My hon. Friend, who is newly elected to Parliament, has just shown why he will be a very powerful advocate for his local community, and he has also shown that he offers a huge amount of expertise on what works in tackling some of these problems.
My hon. Friend makes a very powerful case about empowerment and about working from the grass roots. As I was about to say, I absolutely agree with that approach but it needs resourcing. That is why this issue is about resources. When we consider that we spent £133 million in four days of policing the riots last year, the consequences to the public purse of not investing in those people who are working in the voluntary sector and our local communities who understand and can engage in these ways are huge. The Government have put £18 million in, but that is nothing compared with the 20% cut that we have seen in youth offending team and community safety partnership budgets, the very money that was funding the type of work that my hon. Friend and others here today have talked about.
Finally, I just want to put four questions to the Minister, which I feel he must address. First and foremost is the overriding question that all of us are asking: what happens to those who have been arrested and their families? What happens next? The strategy cannot simply be to deal with that issue on a year-by-year basis. The Government must come forward with a plan to deal with those generations who are affected, including the next generation and those people who are coming out of prison.

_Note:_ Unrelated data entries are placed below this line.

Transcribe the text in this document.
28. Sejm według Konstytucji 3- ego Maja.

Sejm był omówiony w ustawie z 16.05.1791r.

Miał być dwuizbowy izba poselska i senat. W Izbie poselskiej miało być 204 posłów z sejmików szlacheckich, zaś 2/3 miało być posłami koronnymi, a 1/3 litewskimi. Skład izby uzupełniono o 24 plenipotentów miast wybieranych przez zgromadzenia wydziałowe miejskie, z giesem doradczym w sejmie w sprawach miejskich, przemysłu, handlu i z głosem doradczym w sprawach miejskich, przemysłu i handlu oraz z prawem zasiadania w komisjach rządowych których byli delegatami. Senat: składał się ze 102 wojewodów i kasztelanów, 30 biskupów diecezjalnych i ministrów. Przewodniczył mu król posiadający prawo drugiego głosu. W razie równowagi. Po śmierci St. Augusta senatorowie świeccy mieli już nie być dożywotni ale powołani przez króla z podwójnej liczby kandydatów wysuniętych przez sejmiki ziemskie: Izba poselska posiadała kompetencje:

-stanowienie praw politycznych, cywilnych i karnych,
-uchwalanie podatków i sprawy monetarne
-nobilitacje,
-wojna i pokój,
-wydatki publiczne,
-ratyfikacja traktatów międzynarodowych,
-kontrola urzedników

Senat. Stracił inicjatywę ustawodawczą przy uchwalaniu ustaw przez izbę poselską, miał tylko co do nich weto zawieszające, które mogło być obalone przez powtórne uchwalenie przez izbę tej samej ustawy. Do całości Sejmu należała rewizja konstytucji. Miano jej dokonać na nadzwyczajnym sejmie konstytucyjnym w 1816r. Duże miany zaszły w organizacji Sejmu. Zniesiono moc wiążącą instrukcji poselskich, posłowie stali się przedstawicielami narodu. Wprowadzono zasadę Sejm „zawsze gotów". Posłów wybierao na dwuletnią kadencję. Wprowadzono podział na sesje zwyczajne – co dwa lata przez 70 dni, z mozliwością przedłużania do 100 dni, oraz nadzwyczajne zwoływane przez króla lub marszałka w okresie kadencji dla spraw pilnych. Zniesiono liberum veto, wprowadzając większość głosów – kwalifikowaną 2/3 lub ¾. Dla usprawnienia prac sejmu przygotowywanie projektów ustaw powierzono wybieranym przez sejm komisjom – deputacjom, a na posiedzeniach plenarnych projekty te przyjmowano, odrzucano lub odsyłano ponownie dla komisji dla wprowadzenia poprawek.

Secondly, where will the resources come from so that we can do that? We can all see the savings to the public purse from prevention. We need to see the Government being very clear about where the money will come from to make sure that those prevention programmes are made real.
Thirdly, my hon. Friend the Member for Hackney South and Shoreditch made a very important and powerful case about gang injunctions. Will the Minister commit to review the effectiveness of the proposals about gang injunctions and what they do on the ground, particularly to work on those positive diversionary activities to ensure that we take people out of gangs and into a positive future?
Finally, can the Minister tell us more about what he is doing to bring together other Ministers and other resources from other Departments? Those Departments include the Department for Communities and Local Government; the Department for Culture, Media and Sport, which my hon. Friend the Member for Lewisham East referred to; the Department of Health; the Department for Education; and the Ministry of Justice. Too much money in Government is spent on dealing with the consequences of the failure to address youth violence and gang violence. Can he tell us more about what he is doing to bring those resources together to ensure that we join up our plans, to protect our young people and ensure that the potential that they offer to our communities is not lost but realised?